I wish there was a way to easily capture the drama of that stage and put it into perspective with other astonishing feats of atheletic prowess and human force of will, but I’m not a sportswriter and won’t try to pull out the purple adjectives and hackneyed cliches to persuade you of the magnificence of that day. If you have four hours and a friend who has Tivo’d it, watch it, there are few examples of individual heroism to compare with it.
It was a script too incredible for a movie, the set up too perfect to ever be believed, but in the end it was about head-down, teeth-gritting effort on the part of one man fighting the pack and the clock.

Floyd Landis may have just won the most dramatic Tour de France victory in decades, if not the history of the race.
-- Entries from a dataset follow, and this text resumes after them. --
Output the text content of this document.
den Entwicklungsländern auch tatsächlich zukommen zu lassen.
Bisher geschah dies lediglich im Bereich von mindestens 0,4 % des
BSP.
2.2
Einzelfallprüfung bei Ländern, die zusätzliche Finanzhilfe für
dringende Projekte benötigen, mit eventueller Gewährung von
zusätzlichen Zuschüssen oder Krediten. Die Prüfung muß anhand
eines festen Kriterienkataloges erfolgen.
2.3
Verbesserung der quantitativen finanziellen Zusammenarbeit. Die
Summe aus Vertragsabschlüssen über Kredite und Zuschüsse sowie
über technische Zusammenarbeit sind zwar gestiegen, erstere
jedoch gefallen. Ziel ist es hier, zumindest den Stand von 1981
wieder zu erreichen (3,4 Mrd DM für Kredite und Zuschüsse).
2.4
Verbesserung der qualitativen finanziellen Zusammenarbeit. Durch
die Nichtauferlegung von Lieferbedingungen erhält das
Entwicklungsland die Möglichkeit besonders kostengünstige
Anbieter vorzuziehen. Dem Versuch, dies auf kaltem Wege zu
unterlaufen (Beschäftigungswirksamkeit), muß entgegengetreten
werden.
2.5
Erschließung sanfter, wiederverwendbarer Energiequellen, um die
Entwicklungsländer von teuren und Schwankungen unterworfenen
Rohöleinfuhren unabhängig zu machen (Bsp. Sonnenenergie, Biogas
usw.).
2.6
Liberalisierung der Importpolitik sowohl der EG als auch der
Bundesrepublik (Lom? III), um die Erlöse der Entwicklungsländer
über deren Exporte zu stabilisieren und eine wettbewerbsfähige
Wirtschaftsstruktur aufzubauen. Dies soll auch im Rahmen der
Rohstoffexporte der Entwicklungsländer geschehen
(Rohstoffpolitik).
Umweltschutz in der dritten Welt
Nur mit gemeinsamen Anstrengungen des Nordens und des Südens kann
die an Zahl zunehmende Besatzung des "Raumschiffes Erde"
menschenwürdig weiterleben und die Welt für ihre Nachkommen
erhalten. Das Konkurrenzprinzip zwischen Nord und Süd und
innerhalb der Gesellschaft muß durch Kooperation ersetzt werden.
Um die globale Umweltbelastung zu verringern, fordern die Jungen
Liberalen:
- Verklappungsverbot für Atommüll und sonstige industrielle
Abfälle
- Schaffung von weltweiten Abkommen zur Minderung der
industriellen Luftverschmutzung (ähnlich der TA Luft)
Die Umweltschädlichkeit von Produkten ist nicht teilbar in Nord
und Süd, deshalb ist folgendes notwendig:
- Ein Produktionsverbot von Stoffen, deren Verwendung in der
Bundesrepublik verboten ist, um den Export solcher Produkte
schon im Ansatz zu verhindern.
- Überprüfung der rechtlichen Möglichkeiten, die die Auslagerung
Devaluing that win because the pre-race favorites were taken out in a doping scandal, comparing it to Lance’s seven … none of it matters because of what Landis did over the week. He goes into it having announced that he needs an operation on his hip, most likely an artificial hip replacement, and that this could very well be his last time in the Tour if not on a race course. Then he gets the yellow jersey in the Pyrenees, loses it, and then regains it on the fabled climb of the Alpe d’Huez with 500,000 crazed fans there to see yet another American move closer to the podium.

The next day, disaster. Landis bonks and loses 11 minutes on the final climb, plummeting from first to 11th place, down by 8’08”, written off by nearly everyone, including myself, as a lost cause.

Then comes the morning of the 17th stage, the hardest stage, and Landis attacks from the beginning, using his Phonak team to hurt the rest of the peleton. He breaks away and chases the breakaway, catches them, doesn’t pause to rest, to but keeps on motoring away, tailed a lone rider who put on the most shameless display of wheel-sucking ever seen. Landis received no help and expected no help (cyclists form temporary alliances to help each other cut through the wind as 80% of their effort is expended overcoming wind resistance).

He finished the day by winning the stage, his first in the Tour, and only 30 seconds back from the yellow jersey in third place. He sealed the deal in the individual time trial and this morning rode into Paris triumphant. The French have adopted his as their own, for the simple reason that the Mennonite from Lancaster, PA displayed the thing they love the most — panache. I call it perservance. Floyd Landis just rode into the history books.